Dinkes Kobar Perkuat Skrining HIV, Penjangkauan Kelompok Berisiko Masih Jadi Tantangan
- Fransisca Fethy Angelina
- Jul 10
- 2 min read

KALTENG NETWORK, PANGKALAN BUN – Dinas Kesehatan Kabupaten Kotawaringin Barat (Kobar) terus memperkuat upaya pencegahan dan pengendalian HIV. Namun, proses penjangkauan terhadap kelompok berisiko masih menjadi tantangan karena keterbatasan akses dan sulitnya pendataan.
Kepala Bidang Pencegahan dan Pengendalian Penyakit Dinas Kesehatan Kobar, dr. Jhonferi Sidabalok, mengatakan salah satu kelompok berisiko yang menjadi perhatian memiliki aktivitas yang tertutup sehingga petugas kesehatan tidak dapat melakukan pendekatan secara langsung.
Menurutnya, selama ini penjangkauan lebih banyak dilakukan melalui Komisi Penanggulangan AIDS (KPA) yang memiliki jaringan dengan kelompok tersebut. Sementara itu, Dinas Kesehatan memperoleh informasi berdasarkan hasil pendampingan yang dilakukan oleh mitra.
"Kalau dibilang ada, memang ada. Tetapi institusi resmi tidak bisa masuk ke dalam komunitas mereka. Penjangkauan lebih banyak dilakukan melalui KPA," ujarnya, Kamis (9/7/2026).

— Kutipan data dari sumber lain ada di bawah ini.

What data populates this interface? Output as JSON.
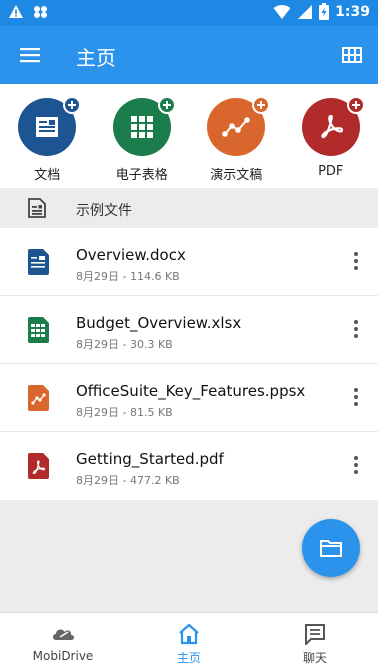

Jhonferi menjelaskan, kondisi tersebut membuat petugas kesehatan mengalami kesulitan dalam melakukan pendataan maupun edukasi secara langsung kepada kelompok berisiko.
Sebagai langkah pencegahan, Dinas Kesehatan terus melaksanakan skrining terhadap kelompok yang memiliki faktor risiko, termasuk kelompok lelaki yang berhubungan seks dengan lelaki (LSL). Namun, proses tersebut belum sepenuhnya mampu memetakan keberadaan maupun jejaring kelompok berisiko karena sebagian besar memilih tidak mengungkapkan identitas maupun lokasi mereka.
Menurutnya, sebagian besar individu baru berinteraksi dengan petugas kesehatan ketika mengalami keluhan atau secara sukarela mengikuti pemeriksaan melalui program penjangkauan.
"Apabila hasil pemeriksaan menunjukkan reaktif, petugas kemudian melakukan investigasi kontak berdasarkan keterangan dari pasien mengenai orang-orang yang pernah melakukan kontak berisiko. Dari proses itu, penelusuran kasus baru dapat dilakukan," jelasnya.
Ia juga mengungkapkan, sebagian masyarakat memilih menjalani pemeriksaan HIV di luar daerah tempat tinggalnya karena khawatir identitas mereka diketahui apabila memanfaatkan layanan kesehatan di wilayah sendiri. Kondisi tersebut dinilai turut menyulitkan proses pelacakan kasus dan pemetaan kelompok berisiko.
Meski menghadapi berbagai kendala, Dinas Kesehatan Kabupaten Kotawaringin Barat menegaskan akan terus memperkuat program skrining, edukasi, serta kolaborasi dengan Komisi Penanggulangan AIDS (KPA) guna menekan penyebaran HIV di wilayah tersebut.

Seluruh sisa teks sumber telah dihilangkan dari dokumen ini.